While companies need supply chain visibility so they can be informed in a way that guides decision-making, they also need a visual intelligence mechanism that helps them stay abreast of regional developments, Riachi says. APL uses a visual intelligence platform that provides clients with data and information that can be used to adapt to changes quickly.

“The Mexican border can be a black hole,” says Riley. “You need all the information on one platform so you can see how long customs brokers are taking to clear shipments, among other things.”

Looking ahead, both Riachi and Larkin anticipate a consolidation among logistics service providers in the region. They agree that the process will be driven by a need to work with a 3PL that can take on a larger role for companies in the region.

“We expect fewer service providers because of the logistics complexity,” says Riachi. “Sometimes, more than 500 3PLs, customs brokers, and others are involved, and importers and exporters look to reduce that number to gain better supply chain control.”

Krishnan acknowledges the issues and challenges. “The geography is challenging,” she says. “A lot of these countries have infrastructure deficits. Ports are at capacity. Moving products around can be difficult, but the countries are aware of it.”

Still, considering that fewer than one percent of the 30 million companies in the United States export products, those looking to new markets for growth might do well to consider the potential that might come when they Look South.

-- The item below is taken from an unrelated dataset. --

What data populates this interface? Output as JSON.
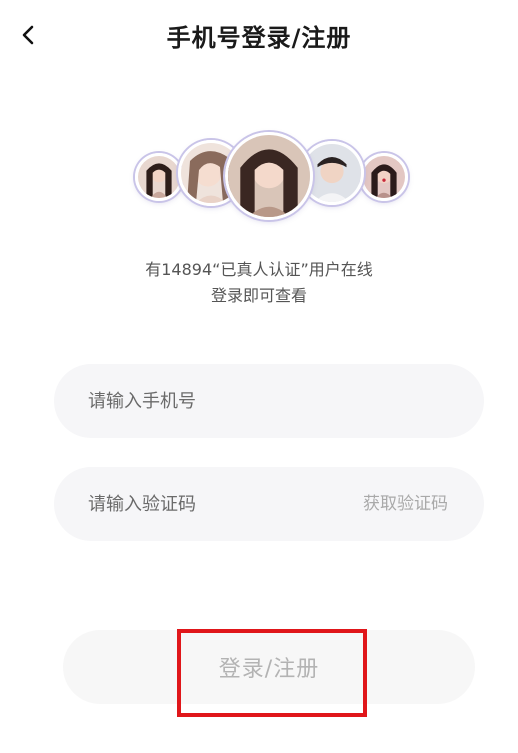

Free Trade Agreement and Trans-Pacific Partnership Countries

Latin American free trade agreement countries:

  • Chile
  • Colombia
  • Costa Rica
  • Dominican Republic
  • El Salvador
  • Guatemala
  • Honduras
  • Mexico
  • Nicaragua
  • Panama
  • Peru

Latin American Trans-Pacific Partnership countries:

  • Mexico
  • Peru
  • Chile


Need Help? Look South

Look South, an initiative launched by the U.S. Department of Commerce in January 2014 to help increase trade in 11 Latin American countries where the United States has free trade agreements, offers services and programs that support companies already in that market or help others expand into the region. These programs include:

  • Economic market intelligence pulled from the U.S. Department of State reports compiled by economic focus officers are available on its website. The department also provides a newsletter featuring opportunities for businesses considering exporting or investing in the Western Hemisphere.
  • The Next Market Tool helps businesses identify their most attractive and appropriate market in the region. The tool is currently available only through counseling sessions at U.S. Export Assistance Centers; the organization hopes to make it available online as a self-serve resource in the future.
  • Webinars discussing the Trans-Pacific Partnership and how to leverage the trade agreement’s advantages.
  • Trade events such as the Trade Americas—Business Opportunities in Central America Conference in Costa Rica in late March 2017.